The European Securities and Markets Authority (ESMA) said banks and asset managers based in the European Union should execute most of their share trades inside the bloc in a bid to calm nervous investors post Brexit.
ESMA set out a revised share trading obligation ( STO), that mandates where banks and other users of stock markets must trade EU-listed shares from January if Brussels decides not to allow London’s unfettered access in share trading to continue.
The EU watchdog eased previous guidance enabling investors on the continent to trade sterling-quoted shares of European companies listed in London after the transition period, which is due to end 31 December 2020.
“This move from ESMA is a sure sign that pragmatism is at last overriding politics when it comes to how equity markets will function post the transition period,” says Chris Hollands, head of European and North American sales at TradingScreen. “If share trading were to fragment further to the detriment or marginalisation of London, it is hard to see how this would be in the interests of either the UK or the EU.”

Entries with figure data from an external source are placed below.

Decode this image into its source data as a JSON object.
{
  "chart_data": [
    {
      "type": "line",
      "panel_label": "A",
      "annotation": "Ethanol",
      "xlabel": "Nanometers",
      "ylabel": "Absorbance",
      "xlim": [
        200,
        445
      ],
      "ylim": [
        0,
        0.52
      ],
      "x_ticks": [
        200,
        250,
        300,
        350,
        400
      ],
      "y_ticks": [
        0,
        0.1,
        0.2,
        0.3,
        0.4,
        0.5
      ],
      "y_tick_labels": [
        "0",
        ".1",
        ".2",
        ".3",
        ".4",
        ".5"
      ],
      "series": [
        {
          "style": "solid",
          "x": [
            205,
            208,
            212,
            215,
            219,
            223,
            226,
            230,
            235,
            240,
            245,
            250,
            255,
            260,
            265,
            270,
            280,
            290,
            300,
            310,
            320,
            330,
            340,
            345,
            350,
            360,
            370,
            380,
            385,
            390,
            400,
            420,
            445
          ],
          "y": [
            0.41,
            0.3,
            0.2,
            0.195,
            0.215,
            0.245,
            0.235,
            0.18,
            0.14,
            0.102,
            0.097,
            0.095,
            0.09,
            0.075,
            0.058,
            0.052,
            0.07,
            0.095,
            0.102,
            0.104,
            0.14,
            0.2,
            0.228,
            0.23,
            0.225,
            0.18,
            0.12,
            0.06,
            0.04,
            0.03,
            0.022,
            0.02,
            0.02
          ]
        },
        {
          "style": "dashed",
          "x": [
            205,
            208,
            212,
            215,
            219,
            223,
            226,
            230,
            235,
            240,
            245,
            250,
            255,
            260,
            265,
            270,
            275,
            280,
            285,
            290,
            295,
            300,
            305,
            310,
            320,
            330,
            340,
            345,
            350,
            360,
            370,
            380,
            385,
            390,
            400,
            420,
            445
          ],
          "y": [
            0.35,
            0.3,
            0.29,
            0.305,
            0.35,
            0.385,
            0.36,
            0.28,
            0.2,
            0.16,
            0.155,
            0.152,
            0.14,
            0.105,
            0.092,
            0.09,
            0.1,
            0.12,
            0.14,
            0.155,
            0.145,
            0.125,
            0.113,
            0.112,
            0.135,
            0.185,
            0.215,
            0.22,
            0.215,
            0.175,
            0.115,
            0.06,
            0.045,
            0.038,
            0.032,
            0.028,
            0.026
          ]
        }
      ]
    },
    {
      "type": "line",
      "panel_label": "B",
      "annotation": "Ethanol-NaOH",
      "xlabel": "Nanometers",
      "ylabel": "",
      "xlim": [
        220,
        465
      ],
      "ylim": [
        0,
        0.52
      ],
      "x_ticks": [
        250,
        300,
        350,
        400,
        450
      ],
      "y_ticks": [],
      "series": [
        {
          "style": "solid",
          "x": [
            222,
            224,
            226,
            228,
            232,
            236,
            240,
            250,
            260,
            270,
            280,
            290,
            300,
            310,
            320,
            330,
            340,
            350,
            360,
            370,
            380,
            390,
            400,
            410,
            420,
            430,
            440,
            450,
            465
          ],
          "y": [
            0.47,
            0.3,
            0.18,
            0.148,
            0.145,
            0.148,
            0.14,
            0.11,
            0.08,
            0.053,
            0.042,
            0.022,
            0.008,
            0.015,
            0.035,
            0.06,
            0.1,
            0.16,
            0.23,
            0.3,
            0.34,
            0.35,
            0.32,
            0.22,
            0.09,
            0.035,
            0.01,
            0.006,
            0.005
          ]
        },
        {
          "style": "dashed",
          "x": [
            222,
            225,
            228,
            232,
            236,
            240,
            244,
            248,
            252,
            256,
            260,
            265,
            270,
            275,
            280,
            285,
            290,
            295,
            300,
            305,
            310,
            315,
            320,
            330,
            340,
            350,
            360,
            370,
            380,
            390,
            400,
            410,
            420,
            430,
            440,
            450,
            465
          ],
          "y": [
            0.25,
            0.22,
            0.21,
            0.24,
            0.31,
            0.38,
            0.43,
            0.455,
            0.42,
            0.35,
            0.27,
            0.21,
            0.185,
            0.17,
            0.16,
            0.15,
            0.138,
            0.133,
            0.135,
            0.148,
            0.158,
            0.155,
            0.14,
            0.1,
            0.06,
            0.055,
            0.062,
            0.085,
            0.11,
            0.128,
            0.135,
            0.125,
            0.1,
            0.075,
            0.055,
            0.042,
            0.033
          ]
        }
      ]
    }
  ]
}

The EU is keen to bolster its own capital market and reduce reliance on London, which is Europe’s financial hub, handling more than a quarter of the €40bn (£36.3bn) daily market.
However, the revised STO will only apply to a small portion of market trading across the Channel. Fewer than 50 EU-listed shares are traded in sterling in London, accounting for less than 1%of total EU trading, according to Esma.
The markets watchdog added that trading in a non-EU currency could introduce a currency risk for EU investors, as the EU seeks to diminish its reliance on London capital.
ESMA said it had done the “maximum possible” to avoid a clash with Britain over where shares must be traded from January.
Britain has yet to set out its own rules on trading of EU-listed shares but admits that the best solution would be for Brussels to extend full access.
In a statement, the UK Financial Conduct Authority said, “We note ESMA’s latest interpretation of the scope of the EU STO, and we will set out our approach in due course.”
Cboe, Turquoise and Aquis have opened hubs in the EU that are ready to offer euro-denominated trading in EU-listed shares to avoid disruption to clients.
Talks between EU negotiator Michel Barnier and British envoy David Frost were due to wrap up earlier this week but the government has now extended discussions until Wednesday in the hopes of seeking compromises over the main sticking points of a trade deal.